In a statement to the AP earlier this week they said the public release of video snippets was “premature” and “undermines the investigative process and compromises the fair and impartial outcome.”
But Chad Marlow, senior policy counsel at the ACLU, said the long delay in releasing the video undermines the promise of transparency that body cameras were supposed to usher in when they began to be widely used by law enforcement agencies.
Marlow said that while some law enforcement agencies release footage in a timely manner, it is far from the norm—thanks to layers of rules that differ widely between states and individual departments. Depending on the state, he said, the decision can rest in the hands of a law enforcement agency, be left up to laws passed by the state legislature, or fall to the courts.
“Your experience of body cameras and whether they are a benefit or not should not vary from jurisdiction to jurisdiction,” he said.
In October 2020, the ACLU released a model bodycam policy it hoped would be adopted by states to create uniformity around when they should be used and when footage should be available for public view. Some states have already used the model to create their own protocols.

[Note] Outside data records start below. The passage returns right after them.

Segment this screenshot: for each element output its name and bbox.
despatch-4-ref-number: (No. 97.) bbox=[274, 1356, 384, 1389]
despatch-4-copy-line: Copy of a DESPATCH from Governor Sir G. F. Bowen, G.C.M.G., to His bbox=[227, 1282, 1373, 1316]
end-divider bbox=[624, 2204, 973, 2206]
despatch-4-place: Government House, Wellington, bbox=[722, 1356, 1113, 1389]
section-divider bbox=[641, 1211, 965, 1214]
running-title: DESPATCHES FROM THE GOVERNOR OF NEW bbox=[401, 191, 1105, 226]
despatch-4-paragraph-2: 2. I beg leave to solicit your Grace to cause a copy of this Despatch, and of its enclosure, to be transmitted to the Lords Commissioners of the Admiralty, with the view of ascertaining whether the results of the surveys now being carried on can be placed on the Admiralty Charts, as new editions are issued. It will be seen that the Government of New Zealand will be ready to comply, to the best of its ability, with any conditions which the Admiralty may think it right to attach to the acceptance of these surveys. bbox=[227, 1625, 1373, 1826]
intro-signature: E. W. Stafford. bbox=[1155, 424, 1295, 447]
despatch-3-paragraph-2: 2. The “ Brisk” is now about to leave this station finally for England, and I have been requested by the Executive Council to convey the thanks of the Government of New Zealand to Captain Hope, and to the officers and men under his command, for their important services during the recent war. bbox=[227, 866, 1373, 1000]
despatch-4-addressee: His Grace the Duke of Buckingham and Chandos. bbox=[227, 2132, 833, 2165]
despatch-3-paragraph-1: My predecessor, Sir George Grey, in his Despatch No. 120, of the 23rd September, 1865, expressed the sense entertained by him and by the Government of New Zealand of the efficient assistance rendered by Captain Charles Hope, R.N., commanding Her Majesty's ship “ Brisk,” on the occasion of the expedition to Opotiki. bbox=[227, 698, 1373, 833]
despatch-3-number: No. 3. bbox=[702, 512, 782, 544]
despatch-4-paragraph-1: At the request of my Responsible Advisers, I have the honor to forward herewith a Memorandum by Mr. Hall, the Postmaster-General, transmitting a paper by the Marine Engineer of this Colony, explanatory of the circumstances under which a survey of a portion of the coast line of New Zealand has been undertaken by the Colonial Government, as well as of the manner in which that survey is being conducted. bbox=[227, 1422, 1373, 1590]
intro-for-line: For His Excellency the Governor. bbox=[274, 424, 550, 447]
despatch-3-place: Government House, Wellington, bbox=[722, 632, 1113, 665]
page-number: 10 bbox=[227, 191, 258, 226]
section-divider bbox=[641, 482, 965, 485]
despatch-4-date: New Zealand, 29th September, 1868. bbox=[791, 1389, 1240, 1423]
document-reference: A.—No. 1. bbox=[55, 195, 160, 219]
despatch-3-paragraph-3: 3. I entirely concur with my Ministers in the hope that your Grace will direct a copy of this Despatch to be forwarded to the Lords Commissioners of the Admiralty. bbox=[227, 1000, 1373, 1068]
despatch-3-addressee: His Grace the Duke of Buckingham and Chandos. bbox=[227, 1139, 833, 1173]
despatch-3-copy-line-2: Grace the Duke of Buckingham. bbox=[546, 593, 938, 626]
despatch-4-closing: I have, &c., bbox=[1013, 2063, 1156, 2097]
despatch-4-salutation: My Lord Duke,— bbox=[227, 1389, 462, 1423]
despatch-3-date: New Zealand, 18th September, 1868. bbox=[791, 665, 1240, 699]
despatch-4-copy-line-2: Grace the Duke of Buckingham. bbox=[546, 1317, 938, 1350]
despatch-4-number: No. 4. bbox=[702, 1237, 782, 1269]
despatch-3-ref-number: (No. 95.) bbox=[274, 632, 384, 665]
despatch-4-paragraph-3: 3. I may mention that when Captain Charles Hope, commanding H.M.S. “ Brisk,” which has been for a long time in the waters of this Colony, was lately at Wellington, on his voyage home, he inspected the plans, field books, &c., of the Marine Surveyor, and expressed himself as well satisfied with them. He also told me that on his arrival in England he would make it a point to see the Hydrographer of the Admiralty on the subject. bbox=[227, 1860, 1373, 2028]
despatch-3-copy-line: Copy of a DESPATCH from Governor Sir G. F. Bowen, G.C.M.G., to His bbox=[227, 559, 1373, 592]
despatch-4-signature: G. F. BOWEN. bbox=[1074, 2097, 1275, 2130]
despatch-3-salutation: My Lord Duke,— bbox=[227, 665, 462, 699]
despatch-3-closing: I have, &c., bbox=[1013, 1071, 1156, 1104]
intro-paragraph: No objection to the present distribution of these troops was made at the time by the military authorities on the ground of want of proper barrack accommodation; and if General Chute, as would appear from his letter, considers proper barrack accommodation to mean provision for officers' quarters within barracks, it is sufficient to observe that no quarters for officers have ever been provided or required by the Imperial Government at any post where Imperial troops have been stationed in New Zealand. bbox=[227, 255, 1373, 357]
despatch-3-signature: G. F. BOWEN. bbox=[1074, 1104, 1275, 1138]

That includes Ohio, where body-camera video of a Columbus Police Department officer shooting and killing 16-year-old Ma’Khia Bryant in April was released swiftly because it’s considered a public record.
In North Carolina, on the other hand, body-camera footage is not considered public record and can only be seen by petitioning a court for its release—a process that played out after the April shooting of Andrew Brown Jr. in Elizabeth City.
Louisiana state’s public records statute says records related to “pending criminal litigation” or “any criminal litigation” that can be “reasonably anticipated” are not considered public records. The statute also exempts body camera footage from being shared without a court order if sharing it would “violate an individual's reasonable expectation of privacy.”
The model policy advocated by the ACLU calls for anyone caught on body camera, their family, or their attorneys to be able to view the footage at any point. It also calls for the ability for the public to request footage and have it be released in accordance with state open records laws.
The ACLU also recommends that bodycam footage should not be withheld from the public or anyone else on the basis of an “active investigation” if the person whose conduct is being called into question is a law enforcement officer.
Marlow said without such a policy, departments often have a loophole to get out of releasing footage they would otherwise have to release by claiming it is part of an ongoing investigation.
He said that policy makes sense if there is a criminal suspect police don’t want to tip off, but not if an officer is the one under suspicion. “They’re the one who committed the act, so they’re not being tipped off to anything,” he said. “They’ve probably already seen the footage.”
The flip side of this is that law enforcement agencies typically have broad discretion to release videos that make officers look good. The result, Marlow said, is that bodycam video can be manipulated into a “police propaganda tool.”
“That is certainly not what they were intended to be,” he said.